Tuesday, December 6, 2011
Program: University of
Delaware's New High Performance Computing Cluster
Speaker: Dr. Daniel J Grim,
Chief Technology Officer,
Information Technologies, University of Delaware
The Information Technologies (IT) group at the University of Delaware recently
undertook to create a "Community Cluster" modelled after the
experience at the Rosen Center for Advanced Computing at Purdue University.
During the process of inviting participation from researchers they
simultaneously worked on developing a configuration for the cluster. While
the initial design included ten gigabit Ethernet for the cluster interconnect
(presuming that to be a less costly technology) it was ultimately determined
that QDR Infiniband could be used at a comparable or lesser cost. The
cluster is one of the first to take advantage of the newest AMD processor, code
named Interlagos, which is built using AMD's new "Bulldozer"
architecture. In addition we purchased a Lustre file system with
approximately 200 terabytes of storage. The cost of this initial cluster was
subsidized by IT with "investors" paying just $3,000 per node for a
system with a total value of $1.2 million. The final configuration
included 200 nodes and over 5,000 processor cores.

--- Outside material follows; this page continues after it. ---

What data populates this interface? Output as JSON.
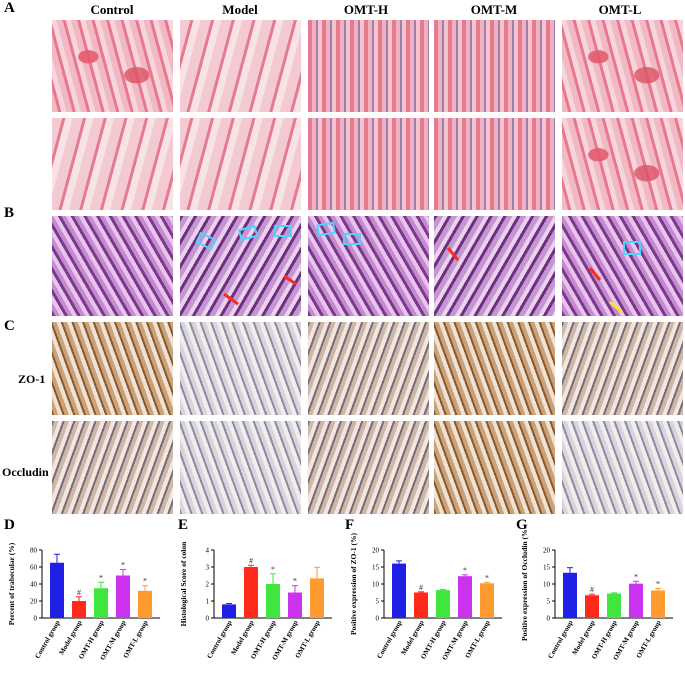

Community Cluster Development at UD
The inspiration for the “Community” cluster idea came from the Purdue University Rosen computer center, which started with a single server cluster and built up to about 5 clusters and growing. The concept is to have a growth path to achieve a supercomputer facility as resources are available and requirements grow. UD will have it’s first cluster of this type available for use in January 2012. The current effort is best summarized by a poster which can be found at:
Dr. Grim outlined three areas of effort.
First, how to fund the computer equipment. Part of the story is that subscribers were sought for a 100 node network. This subscription effort was so successful that the final result was a 200 node network.
Second; identifying, purchase and installation of the compter equipment. Plans were to have room for several more clusters in the future. The system was bid by Dell, HP and Penguin, with Penguin the winner on cost performance.
Third, the power requirements required a substantial upgrade to over 2 megawatts; 480V at 3000 amps. About half of this power was needed to run present and future computer systems, and half to cool the systems.